When Survivor contestant turned talk-show host Elisabeth Hasselbeck went public about her diagnosis of celiac disease and her subsequent gluten-free diet, it did a lot to raise awareness of the disease – one that experts estimate affects one in 100 people.
A gluten-free diet isn’t a guaranteed way to lose weight. A lot of people on a gluten-free diet actually gain weight. Many gluten-free products contain more fat and sugar than other items, she adds, so going gluten free without a diagnosis of celiac disease is not a recommended method for weight loss.
There are also other myths and misconceptions about celiac disease. Many still believe it’s a rare condition that only children can get. Here’s the straight truth about it.
What is celiac disease?
Celiac disease is an inherited digestive disorder where specific proteins found in wheat, barley and rye (known as gluten) damage a person’s small intestine so they cannot properly absorb the nutrients in the food they eat.
Medical experts used to believe it was very rare, affecting approximately one in 10,000 people and mostly occurring in young children. That’s been proven false in recent years, says Case, and it’s now estimated that one in 100 have celiac disease and, what’s worse, only five to 10 per cent of those are actually diagnosed with it.
It can also occur in anyone, at any age. It can be triggered by a viral or gastrointestinal infection, pregnancy, severe stress or surgery.
If left untreated, celiac disease can cause nutritional deficiencies and increase the risk of osteoporosis, intestinal cancers, neurological disorders, infertility, as well as possible development of other autoimmune disorders. It has also been known to occur in combination with Type I diabetes, auto-immune thyroid disease, autoimmune hepatitis, Down’s syndrome and Turner syndrome.

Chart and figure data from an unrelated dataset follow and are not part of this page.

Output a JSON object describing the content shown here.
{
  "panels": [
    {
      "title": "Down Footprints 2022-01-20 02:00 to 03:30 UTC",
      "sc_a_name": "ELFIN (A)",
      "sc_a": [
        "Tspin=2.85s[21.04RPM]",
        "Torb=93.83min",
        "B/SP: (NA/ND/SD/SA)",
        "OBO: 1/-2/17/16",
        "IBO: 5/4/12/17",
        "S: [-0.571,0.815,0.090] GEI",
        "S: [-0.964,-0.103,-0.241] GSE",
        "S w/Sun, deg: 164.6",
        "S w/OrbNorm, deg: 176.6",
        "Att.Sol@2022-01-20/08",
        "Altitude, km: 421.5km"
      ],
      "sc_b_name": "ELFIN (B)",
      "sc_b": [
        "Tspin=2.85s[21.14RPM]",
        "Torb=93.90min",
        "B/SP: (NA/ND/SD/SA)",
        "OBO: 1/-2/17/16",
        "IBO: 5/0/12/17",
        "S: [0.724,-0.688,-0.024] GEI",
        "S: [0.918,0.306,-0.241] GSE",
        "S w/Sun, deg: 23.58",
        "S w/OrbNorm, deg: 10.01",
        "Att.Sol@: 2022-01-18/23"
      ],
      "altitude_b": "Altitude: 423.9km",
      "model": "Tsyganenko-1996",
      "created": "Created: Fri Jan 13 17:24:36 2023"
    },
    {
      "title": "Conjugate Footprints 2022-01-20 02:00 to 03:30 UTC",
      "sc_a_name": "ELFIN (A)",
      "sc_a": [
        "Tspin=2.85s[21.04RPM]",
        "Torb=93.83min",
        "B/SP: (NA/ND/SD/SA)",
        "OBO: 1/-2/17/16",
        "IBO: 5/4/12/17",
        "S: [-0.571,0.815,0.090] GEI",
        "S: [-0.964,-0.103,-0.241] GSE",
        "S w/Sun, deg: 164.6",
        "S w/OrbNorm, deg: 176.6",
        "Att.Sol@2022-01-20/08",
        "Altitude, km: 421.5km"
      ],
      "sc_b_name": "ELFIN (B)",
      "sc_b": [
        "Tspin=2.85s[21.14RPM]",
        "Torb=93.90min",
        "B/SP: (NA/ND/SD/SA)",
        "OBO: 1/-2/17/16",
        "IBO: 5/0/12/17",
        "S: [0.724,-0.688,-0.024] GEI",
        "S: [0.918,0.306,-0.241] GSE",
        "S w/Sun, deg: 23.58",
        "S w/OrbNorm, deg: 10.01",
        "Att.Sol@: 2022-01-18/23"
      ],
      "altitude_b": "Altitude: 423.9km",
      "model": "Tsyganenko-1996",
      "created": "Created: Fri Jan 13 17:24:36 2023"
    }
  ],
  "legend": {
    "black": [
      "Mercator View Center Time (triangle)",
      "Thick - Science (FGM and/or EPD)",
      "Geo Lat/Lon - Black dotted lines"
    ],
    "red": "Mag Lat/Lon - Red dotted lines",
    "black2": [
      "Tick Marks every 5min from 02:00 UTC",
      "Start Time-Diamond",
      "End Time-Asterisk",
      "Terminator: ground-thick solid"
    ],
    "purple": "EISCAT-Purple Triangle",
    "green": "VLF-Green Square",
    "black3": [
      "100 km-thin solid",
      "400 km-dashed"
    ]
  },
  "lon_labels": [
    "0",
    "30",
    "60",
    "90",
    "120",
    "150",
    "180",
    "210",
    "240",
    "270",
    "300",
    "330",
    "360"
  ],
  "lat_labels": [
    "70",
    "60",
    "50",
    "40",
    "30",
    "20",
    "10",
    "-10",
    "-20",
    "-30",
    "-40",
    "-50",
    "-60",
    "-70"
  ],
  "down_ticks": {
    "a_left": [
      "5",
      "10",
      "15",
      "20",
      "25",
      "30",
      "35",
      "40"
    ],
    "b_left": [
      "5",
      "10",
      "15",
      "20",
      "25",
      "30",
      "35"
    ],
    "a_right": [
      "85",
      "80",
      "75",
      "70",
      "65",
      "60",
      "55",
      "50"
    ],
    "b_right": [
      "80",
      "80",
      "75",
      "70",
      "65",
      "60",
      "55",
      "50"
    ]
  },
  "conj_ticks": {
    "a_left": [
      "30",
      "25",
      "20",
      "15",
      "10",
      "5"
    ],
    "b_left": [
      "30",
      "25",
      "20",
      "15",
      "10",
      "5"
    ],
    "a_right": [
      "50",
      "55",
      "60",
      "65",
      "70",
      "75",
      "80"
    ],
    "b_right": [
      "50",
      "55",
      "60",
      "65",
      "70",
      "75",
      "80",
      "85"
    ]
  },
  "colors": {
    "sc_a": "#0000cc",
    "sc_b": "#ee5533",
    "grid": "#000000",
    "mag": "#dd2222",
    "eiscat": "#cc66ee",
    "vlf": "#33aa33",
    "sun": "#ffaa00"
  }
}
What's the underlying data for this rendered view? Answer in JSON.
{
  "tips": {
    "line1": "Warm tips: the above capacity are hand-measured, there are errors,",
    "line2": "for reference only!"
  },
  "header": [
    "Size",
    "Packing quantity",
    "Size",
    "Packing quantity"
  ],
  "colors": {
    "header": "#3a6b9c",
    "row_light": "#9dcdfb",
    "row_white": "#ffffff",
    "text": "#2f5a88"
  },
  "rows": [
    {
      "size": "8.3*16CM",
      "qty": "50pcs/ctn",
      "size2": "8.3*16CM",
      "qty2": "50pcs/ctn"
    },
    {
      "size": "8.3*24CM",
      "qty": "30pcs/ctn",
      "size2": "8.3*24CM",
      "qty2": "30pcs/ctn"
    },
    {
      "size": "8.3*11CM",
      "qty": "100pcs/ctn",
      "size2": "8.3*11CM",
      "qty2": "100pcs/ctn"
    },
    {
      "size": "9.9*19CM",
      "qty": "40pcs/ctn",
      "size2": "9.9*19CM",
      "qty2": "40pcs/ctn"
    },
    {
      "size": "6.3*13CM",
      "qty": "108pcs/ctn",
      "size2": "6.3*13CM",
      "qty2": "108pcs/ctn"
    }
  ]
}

What are the symptoms of celiac disease? There are many, and they can vary widely from individual to individual. They include:
Recurring bloating, gas, or abdominal pain
Chronic diarrhea or constipation or both
Unexplained weight loss or weight gain
Pale, foul-smelling stool
Bone or joint pain
Vitamin K Deficiency
Fatigue, weakness or lack of energy
Delayed growth or onset of puberty
Failure to thrive (in infants)
Missed menstrual periods
Infertility (male and female)
Canker sores inside the mouth
Tooth discoloration or loss of enamel
If celiac disease is so widespread, why aren’t more people diagnosed with it? It’s for a number of different reasons. One is that physicians were taught that celiac disease was rare and only in children. That meant when a patient came in displaying a number of symptoms of celiac disease, it did not automatically jump to the forefront as a possible condition.
The other problem is that tests to diagnose it are still imperfect. Often, the first test is a blood test, which only detects the more extreme cases of it and not those with less damage to the small intestines. It is also possible to get a false negative response with a blood test.
The second test is a gastrointestinal biopsy, which is a much more definitive diagnosis. However, even that is imperfect. If the test doesn’t take enough samples of the intestines (at least four to six samples), you could end up with a false negative result. It is estimated that 20 percent of these biopsies are done incorrectly.
Finally, for the test to be accurate, the person must still be consuming gluten. If someone has gone on a pre-emptive gluten-free diet, the tests results could come back negative.
If you suspect celiac disease
If you suspect you might have celiac disease, do NOT stop eating gluten. Celiac disease is not something you should ever self-diagnose. If you suspect you have it, go to your doctor and ask to be tested.
Remember that the tests are imperfect. If at first you get a negative result but you still suspect it, try to find a health care practitioner who is familiar with the condition to ensure you get the most accurate test possible.
And if the tests still come back negative, you may have something known as non-celiac gluten sensitivity. That means you still need to avoid gluten, but it will not damage your intestines in the same way as someone with celiac disease. It’s important to know if it’s celiac or not because if someone with celiac doesn’t follow the diet exactly, he or she is at a very high risk of developing complications and other serious diseases.
Finally, if you are diagnosed with celiac, see a dietitian to help you create a gluten-free eating plan.